Good to hear from you. I quite agree that this project seems to be reaching
critical mass. We need to share a plan of action that we could all work on
parallelly.

First, I've been noticing that we're not consistent on the coding
convention. In the past, if I see a class that does not follow the
convention, I'd go ahead and fix it. However, as so many people are now
working parallelly, its important that we all share the same coding
convention. The one I follow is the standard Java coding convention. In
addition, I particularly don't like using names with single characters in
them - i.e. I'd prefer "tag" to "pTag". That is the convention followed in
most of the parser. The coding convention is of course open for discussion
if anyone feels that we should accomodate any particular practice.

Second, I am planning to simplify the design of the scanners. As Dhaval
mentioned earlier, and as Sam mentioned, it wasn't easy to write a new
scanner. I agree that the javadoc of getParsed() should be better than what
it is. However, I think the problem lies with the name itself. In the sense,
if we rename "parsed" to "parameterTable" or "attributeTable" - and
getParsed() becomes, getAttributeTable() - the javadoc would become
redundant. You could say that this is a "documentation" change, or you could
call this a "refactoring". Either way, it is developer and user-friendly. So
I think Sam's suggestions and our current direction are one and the same.

Third, there's way too much duplicate code in the tags. Almost every tag
runs thru its attributes to render it as html - whereas this can be done
from the superclass - HTMLTag. This is just one example. I've not been
focussing much on reducing duplication - and we can see serious code smells.
However, I think it is important to be able to quantify what we hope to
achieve by undertaking several rounds of refactoring.
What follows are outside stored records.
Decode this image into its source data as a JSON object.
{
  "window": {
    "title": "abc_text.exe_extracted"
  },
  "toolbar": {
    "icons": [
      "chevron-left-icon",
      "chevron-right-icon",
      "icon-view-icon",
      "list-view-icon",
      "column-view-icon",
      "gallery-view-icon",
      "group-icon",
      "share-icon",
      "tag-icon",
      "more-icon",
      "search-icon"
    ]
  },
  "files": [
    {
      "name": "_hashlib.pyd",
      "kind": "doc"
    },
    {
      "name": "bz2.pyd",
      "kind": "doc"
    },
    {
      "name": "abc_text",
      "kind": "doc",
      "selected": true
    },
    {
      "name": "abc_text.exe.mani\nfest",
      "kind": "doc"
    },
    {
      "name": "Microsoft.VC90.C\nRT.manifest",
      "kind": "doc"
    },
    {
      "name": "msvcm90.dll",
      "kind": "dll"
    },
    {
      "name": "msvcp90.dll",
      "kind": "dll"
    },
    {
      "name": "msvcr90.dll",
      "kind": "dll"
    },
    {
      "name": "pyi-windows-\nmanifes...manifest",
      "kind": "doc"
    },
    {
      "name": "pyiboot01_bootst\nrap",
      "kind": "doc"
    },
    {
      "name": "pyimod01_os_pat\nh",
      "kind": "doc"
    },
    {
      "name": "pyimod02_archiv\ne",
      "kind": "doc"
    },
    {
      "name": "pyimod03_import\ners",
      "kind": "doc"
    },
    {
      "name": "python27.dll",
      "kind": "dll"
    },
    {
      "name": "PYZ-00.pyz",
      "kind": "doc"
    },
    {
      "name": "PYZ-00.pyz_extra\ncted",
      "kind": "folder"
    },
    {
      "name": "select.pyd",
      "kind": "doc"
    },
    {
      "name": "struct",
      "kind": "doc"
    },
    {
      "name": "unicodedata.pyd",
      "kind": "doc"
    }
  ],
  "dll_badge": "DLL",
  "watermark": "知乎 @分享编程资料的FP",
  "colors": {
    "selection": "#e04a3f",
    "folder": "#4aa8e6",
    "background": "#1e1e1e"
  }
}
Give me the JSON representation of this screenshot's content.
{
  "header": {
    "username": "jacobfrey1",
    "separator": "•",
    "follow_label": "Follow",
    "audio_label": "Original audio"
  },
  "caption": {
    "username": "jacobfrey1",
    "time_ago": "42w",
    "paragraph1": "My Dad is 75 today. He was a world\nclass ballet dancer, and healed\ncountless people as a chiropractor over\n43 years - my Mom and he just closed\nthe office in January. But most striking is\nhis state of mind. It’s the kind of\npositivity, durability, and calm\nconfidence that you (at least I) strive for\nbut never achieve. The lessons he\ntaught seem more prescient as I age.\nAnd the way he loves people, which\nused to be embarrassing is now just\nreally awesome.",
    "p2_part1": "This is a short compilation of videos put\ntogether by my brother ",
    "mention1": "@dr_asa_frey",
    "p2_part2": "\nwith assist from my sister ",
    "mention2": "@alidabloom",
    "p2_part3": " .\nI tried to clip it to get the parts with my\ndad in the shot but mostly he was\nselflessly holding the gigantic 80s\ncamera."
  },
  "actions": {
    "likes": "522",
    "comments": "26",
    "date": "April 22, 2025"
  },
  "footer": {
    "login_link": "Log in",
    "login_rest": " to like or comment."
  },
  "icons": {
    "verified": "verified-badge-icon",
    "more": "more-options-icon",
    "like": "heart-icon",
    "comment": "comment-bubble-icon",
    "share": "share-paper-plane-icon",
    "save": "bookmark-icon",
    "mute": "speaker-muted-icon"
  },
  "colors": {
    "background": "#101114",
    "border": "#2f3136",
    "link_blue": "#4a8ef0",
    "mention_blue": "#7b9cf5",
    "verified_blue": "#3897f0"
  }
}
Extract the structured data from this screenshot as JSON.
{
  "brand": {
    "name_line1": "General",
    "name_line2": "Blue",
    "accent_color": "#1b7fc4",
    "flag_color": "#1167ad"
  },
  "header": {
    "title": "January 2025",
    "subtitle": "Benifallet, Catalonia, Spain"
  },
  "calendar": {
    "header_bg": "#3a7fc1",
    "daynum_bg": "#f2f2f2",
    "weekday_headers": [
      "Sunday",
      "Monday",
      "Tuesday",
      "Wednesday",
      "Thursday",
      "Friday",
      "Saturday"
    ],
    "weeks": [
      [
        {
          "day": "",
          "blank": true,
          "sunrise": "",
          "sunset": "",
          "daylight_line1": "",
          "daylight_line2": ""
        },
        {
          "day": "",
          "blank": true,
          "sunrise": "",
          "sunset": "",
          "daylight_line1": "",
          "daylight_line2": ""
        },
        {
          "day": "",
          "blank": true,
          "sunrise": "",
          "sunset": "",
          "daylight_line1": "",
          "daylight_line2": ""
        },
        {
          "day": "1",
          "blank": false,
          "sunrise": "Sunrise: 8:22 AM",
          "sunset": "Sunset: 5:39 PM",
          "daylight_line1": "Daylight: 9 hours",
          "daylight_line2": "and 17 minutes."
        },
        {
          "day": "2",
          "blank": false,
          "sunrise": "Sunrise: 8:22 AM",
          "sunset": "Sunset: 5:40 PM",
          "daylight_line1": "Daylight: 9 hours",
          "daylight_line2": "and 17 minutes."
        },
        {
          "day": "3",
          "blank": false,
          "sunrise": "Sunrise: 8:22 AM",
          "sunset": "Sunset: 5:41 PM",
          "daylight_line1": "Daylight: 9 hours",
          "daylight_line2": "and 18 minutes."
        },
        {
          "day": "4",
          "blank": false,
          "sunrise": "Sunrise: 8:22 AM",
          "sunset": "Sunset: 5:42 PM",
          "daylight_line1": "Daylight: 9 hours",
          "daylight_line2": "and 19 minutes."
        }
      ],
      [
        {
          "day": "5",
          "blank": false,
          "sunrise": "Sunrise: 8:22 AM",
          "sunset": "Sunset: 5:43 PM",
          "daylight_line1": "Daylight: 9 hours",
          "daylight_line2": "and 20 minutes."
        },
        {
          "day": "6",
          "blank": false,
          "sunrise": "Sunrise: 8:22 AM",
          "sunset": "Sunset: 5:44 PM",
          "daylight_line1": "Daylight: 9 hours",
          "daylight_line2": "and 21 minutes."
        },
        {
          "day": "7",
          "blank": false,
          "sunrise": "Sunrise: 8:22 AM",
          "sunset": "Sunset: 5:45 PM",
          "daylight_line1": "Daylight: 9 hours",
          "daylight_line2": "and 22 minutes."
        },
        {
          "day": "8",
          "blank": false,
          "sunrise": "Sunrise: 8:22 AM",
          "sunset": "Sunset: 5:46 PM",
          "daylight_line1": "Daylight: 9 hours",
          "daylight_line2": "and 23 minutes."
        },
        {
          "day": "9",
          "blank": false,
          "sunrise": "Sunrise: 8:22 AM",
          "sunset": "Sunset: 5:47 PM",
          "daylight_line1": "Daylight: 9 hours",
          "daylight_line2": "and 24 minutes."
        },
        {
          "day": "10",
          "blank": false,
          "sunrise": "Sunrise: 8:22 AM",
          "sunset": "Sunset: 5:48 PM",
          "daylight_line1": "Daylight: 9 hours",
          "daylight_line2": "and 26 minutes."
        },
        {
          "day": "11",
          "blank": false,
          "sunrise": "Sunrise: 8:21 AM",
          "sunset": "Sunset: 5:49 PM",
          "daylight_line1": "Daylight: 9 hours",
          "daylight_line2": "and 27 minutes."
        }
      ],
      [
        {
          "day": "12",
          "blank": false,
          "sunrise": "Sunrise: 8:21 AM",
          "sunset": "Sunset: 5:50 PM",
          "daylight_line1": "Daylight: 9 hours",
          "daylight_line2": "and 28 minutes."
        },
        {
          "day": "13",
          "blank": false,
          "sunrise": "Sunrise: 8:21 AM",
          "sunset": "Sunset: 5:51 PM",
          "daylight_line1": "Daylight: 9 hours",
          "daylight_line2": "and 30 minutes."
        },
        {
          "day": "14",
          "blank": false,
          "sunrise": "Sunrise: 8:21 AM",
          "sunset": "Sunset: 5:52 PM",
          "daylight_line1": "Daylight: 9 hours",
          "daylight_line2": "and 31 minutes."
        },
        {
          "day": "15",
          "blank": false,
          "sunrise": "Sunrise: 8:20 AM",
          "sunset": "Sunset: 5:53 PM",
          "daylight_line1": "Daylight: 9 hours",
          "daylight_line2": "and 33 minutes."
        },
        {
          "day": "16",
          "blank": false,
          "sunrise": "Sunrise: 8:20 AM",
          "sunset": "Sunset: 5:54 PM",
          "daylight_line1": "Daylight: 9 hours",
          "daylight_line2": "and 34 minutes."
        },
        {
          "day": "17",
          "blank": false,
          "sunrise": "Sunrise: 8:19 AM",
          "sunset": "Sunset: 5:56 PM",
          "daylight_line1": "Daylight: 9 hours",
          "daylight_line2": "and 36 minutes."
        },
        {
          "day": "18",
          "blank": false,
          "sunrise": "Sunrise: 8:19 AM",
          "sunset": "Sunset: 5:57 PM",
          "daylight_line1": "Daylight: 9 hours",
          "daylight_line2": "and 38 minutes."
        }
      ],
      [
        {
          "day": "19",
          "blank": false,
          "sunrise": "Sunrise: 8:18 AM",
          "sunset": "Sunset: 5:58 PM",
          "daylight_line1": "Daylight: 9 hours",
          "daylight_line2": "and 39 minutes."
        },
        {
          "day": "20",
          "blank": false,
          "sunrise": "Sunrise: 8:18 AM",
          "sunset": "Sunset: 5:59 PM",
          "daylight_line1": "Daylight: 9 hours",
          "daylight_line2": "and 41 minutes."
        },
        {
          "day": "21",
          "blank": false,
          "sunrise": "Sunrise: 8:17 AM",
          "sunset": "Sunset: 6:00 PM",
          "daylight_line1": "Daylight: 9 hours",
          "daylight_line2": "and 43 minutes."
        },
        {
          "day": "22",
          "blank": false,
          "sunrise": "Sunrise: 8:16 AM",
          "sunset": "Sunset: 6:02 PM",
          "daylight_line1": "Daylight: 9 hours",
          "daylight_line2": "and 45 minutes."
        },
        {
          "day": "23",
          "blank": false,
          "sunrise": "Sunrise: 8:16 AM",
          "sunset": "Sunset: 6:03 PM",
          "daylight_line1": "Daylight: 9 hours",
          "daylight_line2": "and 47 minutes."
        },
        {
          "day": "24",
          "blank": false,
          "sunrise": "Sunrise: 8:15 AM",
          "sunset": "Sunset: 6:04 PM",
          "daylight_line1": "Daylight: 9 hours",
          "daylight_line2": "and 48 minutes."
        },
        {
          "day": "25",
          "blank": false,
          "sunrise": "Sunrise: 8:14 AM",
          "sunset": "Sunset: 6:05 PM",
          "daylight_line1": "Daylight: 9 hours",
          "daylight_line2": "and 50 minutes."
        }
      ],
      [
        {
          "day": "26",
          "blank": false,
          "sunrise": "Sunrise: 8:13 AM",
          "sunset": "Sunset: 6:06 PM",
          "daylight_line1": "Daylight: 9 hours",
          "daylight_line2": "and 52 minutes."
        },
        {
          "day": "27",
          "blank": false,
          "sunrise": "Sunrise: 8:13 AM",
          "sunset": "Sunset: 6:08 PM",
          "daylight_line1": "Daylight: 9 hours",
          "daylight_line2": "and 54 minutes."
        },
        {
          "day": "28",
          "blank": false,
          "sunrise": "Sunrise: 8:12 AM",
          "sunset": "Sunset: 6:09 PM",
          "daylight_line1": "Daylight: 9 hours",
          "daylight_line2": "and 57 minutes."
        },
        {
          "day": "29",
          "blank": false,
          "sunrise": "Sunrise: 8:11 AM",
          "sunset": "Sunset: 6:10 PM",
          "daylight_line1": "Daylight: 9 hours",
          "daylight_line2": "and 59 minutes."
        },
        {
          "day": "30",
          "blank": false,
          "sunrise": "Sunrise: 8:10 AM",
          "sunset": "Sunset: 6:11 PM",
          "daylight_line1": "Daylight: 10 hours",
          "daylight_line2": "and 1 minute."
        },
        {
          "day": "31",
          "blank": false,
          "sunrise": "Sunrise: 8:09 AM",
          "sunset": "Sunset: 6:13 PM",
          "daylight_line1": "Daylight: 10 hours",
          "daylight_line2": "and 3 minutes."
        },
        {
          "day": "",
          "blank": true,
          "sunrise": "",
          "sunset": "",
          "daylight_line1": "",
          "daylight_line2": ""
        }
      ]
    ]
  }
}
As we keep
refactoring, I will keep a tab on the size of the parser (using Lines of
Code). If there's any other metric that people think is important, we could
include that as well. It will be interesting to see how much code we can
take out.

Fourth, this is one project where change is welcome - all the time. Simply
bcos it has a massive suite of tests which represents most of the user
requirements that we've received till date. The real-value in the parser is
not really its production code - but its solid test suite. If there are
interesting design changes that will make the current system simpler, they
should be tried out without fear - for if we break anything, we will know
bcos of the automated testing. It is important that the testing suite is
therefore regarded just as important (if not more) as the production code,
and steps taken to improve its design, and make it very easy to add new
tests all the time.

Fifth, as the project grows - new features should keep coming in all the
time. Derrick Oswald has been working away at so many cool new features -
and he's been writing tests for them all - this is a much-appreciated
activity and must continue. I'd be happy to not think about new features and
completely focus on solidifying the existing system, and let Derrick focus
on adding new stuff - for v1.3.

Sixth, we have a very serious possibility of using AI in making tag
recognitions. I have to find the time to write about the current recognition
mechanism, and pass that on to Sam Joseph. Sam has considerable experience
in artificial intelligence, and it will be good for the project to have his
expertise in its core correction logic.

Seventh, it might be good to have a Wiki for the parser - as so many open
source projects do. That way, the entire burden of documentation is not on
any one person. We should be looking at options of having our own Wiki so we
can add content easily and collaboratively.

Pls feel free to add/modify this list if I've missed out on anything.

Regards,
Somik